The recent ruling by Federal District Court Judge Catherine C. Blake declaring the Maryland practice of unnecessary academic program duplication between Historical Black Institutions (HBIs) and Traditionally White Institutions (TWIs) to be unconstitutional is a true vindication of Baltimore State Senator Joan Carter Conway and Eastern Shore Delegate Rudolf Cane in their efforts to protect the State against itself. The two lawmakers tried several times during the last 10 years to effect changes in state policies and practices related to academic program duplication only to be rebuffed by their legislative colleagues, University System of Maryland officials and whoever the governor was at the time.

Judge Blake’s ruling requires the state to not only revise its policies and practices, but also to repair the damage done to HBIs by its refusal to act earlier. The costs of that repair will be considerable because of the required outlay for new programs, faculty, facilities, financial aid and other enhancements to the HBIs. But the cost to the image and reputation of the State of Maryland for lawmakers resisting change to its southern-grown policy of academic program duplication is far greater. It is a cost that cannot be measured in dollars and cents; but instead must be expressed in lost opportunity for Maryland students and forgone contributions to the social, economic and political welfare of our city, state and nation.

Yet history threatens to repeat itself. Before the ink on the court’s ruling was dry, Gov. Martin O’Malley issued a statement which some might consider a veiled threat to appeal if the Coalition dares to invoke the remedies suggested in the ruling.
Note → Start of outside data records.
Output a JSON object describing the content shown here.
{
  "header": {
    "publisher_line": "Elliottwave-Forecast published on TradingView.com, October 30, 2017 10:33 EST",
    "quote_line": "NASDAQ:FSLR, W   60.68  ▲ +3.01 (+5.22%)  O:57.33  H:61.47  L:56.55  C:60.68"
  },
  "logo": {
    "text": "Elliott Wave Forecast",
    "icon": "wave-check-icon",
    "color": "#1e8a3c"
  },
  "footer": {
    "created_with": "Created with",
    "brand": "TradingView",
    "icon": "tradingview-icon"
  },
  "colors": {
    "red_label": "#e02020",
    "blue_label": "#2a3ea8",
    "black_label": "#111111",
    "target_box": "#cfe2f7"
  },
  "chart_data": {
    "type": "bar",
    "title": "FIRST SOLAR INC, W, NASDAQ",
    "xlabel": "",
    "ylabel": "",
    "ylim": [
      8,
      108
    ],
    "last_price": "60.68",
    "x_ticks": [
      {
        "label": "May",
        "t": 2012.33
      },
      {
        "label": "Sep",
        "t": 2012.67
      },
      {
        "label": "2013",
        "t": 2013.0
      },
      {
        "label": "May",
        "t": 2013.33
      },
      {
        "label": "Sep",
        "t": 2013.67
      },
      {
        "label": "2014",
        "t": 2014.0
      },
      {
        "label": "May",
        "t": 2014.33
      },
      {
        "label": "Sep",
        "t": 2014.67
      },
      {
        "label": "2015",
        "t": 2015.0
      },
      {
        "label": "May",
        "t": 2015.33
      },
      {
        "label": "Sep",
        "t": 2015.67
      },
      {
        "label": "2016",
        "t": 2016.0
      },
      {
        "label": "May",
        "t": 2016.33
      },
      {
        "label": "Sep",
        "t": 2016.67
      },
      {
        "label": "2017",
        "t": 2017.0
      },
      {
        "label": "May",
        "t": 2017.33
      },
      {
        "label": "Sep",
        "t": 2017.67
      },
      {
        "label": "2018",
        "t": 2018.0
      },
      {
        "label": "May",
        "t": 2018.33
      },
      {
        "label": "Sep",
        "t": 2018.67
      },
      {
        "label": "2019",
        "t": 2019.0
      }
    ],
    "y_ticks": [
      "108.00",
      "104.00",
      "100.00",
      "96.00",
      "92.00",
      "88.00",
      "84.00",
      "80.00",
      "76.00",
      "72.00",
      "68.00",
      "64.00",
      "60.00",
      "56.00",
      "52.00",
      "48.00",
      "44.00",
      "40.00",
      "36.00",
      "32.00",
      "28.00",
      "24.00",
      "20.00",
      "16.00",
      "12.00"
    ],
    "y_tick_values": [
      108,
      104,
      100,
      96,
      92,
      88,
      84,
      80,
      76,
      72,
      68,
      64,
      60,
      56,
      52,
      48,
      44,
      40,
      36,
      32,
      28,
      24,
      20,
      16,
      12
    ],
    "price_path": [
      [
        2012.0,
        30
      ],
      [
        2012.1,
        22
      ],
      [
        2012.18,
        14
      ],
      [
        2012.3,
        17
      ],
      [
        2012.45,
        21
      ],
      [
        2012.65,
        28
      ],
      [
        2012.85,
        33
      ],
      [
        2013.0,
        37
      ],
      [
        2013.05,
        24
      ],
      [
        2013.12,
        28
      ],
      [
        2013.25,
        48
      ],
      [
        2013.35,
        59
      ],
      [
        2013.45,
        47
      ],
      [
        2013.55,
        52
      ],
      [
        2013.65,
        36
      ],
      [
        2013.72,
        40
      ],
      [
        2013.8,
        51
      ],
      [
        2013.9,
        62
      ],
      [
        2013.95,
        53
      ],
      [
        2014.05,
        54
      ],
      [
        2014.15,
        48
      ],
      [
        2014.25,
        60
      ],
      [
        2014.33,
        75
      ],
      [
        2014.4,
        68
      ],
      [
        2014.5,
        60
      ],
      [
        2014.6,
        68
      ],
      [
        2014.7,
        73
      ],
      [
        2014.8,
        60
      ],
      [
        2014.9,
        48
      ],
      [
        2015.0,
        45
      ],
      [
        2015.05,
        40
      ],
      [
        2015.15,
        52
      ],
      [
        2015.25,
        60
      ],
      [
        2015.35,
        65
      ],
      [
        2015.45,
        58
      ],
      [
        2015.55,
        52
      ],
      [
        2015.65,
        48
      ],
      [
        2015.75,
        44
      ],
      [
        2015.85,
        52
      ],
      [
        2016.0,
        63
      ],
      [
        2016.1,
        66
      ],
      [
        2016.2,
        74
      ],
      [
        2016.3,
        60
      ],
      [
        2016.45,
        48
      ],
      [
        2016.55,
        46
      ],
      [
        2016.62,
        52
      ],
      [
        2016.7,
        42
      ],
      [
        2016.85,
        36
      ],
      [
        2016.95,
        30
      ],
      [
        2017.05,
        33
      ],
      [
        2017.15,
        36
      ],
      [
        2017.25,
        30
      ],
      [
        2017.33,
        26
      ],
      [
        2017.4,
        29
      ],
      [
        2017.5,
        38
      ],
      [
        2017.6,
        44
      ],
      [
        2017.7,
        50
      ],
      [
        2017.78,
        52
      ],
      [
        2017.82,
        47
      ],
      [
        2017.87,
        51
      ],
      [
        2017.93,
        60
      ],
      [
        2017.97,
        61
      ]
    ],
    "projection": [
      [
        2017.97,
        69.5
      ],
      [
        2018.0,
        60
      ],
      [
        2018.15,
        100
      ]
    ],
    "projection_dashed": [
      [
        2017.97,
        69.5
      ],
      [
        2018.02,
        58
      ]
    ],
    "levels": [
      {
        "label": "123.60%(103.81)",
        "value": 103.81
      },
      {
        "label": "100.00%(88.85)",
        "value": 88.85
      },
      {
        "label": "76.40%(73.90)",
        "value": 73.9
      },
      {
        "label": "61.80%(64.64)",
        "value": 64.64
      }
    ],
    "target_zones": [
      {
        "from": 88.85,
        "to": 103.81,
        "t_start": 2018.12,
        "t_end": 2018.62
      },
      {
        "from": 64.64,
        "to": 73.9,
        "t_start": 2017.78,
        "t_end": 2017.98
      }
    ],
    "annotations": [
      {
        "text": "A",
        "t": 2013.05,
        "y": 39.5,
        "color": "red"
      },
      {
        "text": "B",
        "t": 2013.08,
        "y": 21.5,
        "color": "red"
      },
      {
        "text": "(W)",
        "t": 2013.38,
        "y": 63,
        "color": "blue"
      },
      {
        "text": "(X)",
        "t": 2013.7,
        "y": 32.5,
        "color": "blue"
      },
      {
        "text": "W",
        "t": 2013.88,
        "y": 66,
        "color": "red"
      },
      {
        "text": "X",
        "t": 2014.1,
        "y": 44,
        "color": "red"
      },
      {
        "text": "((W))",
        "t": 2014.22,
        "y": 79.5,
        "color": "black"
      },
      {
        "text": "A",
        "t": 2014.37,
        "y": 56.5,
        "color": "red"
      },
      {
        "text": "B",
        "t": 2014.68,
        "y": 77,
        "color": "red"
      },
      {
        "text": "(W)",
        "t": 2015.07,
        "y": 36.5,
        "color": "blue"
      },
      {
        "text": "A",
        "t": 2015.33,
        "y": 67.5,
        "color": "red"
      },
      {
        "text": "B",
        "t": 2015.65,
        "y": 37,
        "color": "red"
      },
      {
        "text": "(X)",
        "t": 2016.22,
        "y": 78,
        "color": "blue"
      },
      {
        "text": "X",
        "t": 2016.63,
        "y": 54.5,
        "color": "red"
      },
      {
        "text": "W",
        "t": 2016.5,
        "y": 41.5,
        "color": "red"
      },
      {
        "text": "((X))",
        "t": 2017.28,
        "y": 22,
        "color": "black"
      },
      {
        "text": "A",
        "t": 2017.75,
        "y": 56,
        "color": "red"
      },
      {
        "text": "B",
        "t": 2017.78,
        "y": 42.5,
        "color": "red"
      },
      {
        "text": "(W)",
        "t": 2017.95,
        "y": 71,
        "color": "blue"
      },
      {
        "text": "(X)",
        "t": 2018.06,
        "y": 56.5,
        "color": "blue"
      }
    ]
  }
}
He denies that the state practice of unnecessary duplication is unconstitutional, and focuses instead on the Judge’s assertion that the Coalition failed to show Maryland policies on funding for operations and facilities discriminated against HBIs. Comments by USM Chancellor William Kirwan, the person most responsible for the increase in duplication between the various campuses, echo the sentiments of the Governor. Statements made by the Secretary of Higher Education are no better; and the lackluster and uninspiring responses from the administrations of HBI campuses confirm that Governor O’Malley’s lead statement has become the party line.

There is broad consensus that the Federal District Court ruling in the Coalition case ranks among the most significant civil rights cases decided in the last century. Like Brown V Board of Education (1954), the Blake ruling has the potential for changing the course of history in many very important ways. It provides in particular a most unusual opportunity for reshaping our public systems of higher education to include Historically Black colleges as equal partners.

Marylanders should join in commending the coalition of HBI students, faculty, alumni and supporters and the international law firm of Kirkland and Ellis for the very timely gift of the Black ruling. Even higher commendations go to the Lawyers Committee for Civil Rights under the Law for facilitating the marriage between the Coalition and the law firm. Unfortunately, the task is not over. The State and the Coalition will soon enter mediation, and if this type of litigation in other southern states is any example, Maryland will fight to the point of disgrace in order to maintain its segregated system of colleges and universities. Blacks, Hispanics, Whites and anyone else who understands the ravages of discrimination must assume the role of foot soldiers, prepared to do whatever is necessary to ensure that Maryland immediately dismantles its dual system of higher education, and in so doing, become the example others might wish to emulate.

A Dwight Pettit practices law in Maryland and is a former member of the Board of Regents, University of Maryland Systems.